If you are at the dinner table with your friends/family, and you are texting a person sitting miles away from you (unless it’s necessary or urgent), then that’s a problem. If you put your phone on the table while the other person is talking, it just signals subconsciously that the other person is not that important. Our lives are nothing less than a Black Mirror episode. The like button was created to spread more positivity, but look what the world has done with it. The social media apps advertise themselves as the bridge between people, but actually, they have broken the nearer, non-virtual bridges and have constructed walls in between. That’s what this documentary is all about — balance it now or else the consequences would be irrevocable.

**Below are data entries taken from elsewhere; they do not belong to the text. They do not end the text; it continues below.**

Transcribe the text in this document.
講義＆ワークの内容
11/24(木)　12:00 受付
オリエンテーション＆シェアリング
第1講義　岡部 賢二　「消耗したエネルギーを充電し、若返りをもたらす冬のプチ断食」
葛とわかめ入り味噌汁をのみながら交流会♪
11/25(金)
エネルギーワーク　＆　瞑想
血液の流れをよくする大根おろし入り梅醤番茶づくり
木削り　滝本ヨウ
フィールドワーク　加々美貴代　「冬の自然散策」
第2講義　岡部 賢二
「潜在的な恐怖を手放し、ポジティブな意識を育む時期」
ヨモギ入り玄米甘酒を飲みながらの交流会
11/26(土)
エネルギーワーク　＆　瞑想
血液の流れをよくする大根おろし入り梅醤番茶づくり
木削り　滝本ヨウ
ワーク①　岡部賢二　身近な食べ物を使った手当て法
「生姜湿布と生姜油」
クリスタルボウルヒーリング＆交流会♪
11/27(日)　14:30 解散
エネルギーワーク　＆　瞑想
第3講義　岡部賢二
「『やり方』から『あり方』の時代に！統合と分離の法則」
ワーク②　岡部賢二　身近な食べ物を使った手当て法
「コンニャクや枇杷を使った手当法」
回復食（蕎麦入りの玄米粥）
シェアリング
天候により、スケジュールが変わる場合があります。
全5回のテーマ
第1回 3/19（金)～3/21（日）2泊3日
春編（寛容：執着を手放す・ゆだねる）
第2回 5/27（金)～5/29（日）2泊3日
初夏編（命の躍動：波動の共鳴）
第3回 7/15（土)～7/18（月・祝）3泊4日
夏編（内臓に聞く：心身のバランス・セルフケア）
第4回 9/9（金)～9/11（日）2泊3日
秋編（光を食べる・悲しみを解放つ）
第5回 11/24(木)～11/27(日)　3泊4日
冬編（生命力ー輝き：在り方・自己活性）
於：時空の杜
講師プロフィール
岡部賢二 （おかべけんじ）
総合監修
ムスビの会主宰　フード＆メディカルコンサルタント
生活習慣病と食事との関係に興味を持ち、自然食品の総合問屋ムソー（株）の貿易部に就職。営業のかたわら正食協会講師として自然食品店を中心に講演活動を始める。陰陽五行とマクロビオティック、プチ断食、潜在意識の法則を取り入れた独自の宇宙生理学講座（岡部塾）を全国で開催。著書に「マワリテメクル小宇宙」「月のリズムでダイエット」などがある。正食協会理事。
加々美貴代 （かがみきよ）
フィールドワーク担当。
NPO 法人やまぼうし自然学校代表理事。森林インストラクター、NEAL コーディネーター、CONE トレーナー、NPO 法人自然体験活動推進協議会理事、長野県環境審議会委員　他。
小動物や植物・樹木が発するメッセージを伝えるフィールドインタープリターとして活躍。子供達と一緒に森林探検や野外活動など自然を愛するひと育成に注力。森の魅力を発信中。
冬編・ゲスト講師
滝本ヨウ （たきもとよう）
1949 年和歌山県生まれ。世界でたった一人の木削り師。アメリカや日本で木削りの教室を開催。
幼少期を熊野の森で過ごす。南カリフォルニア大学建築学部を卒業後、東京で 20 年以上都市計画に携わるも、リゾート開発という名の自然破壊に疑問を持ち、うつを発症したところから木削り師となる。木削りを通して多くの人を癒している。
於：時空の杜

So, my brother’s friend asked if everything was okay. I paused for a moment and realised where he is coming from (figuratively). I told him, “No. Everything is not okay. The world has become a tech-mess and the present moment is all that there is”. He laughed a bit, nodded at my existential comment and went upstairs. He didn’t have a clue what I uttered to him. It was bizarre, I admit; but so was his question. And in between the questions and answers, we’re leading our lives to find a tree of purpose. As Orwell said, and I quote “Under the spreading chestnut tree, I sold you and you sold me. There lie they, and here lie we. Under the spreading chestnut tree”.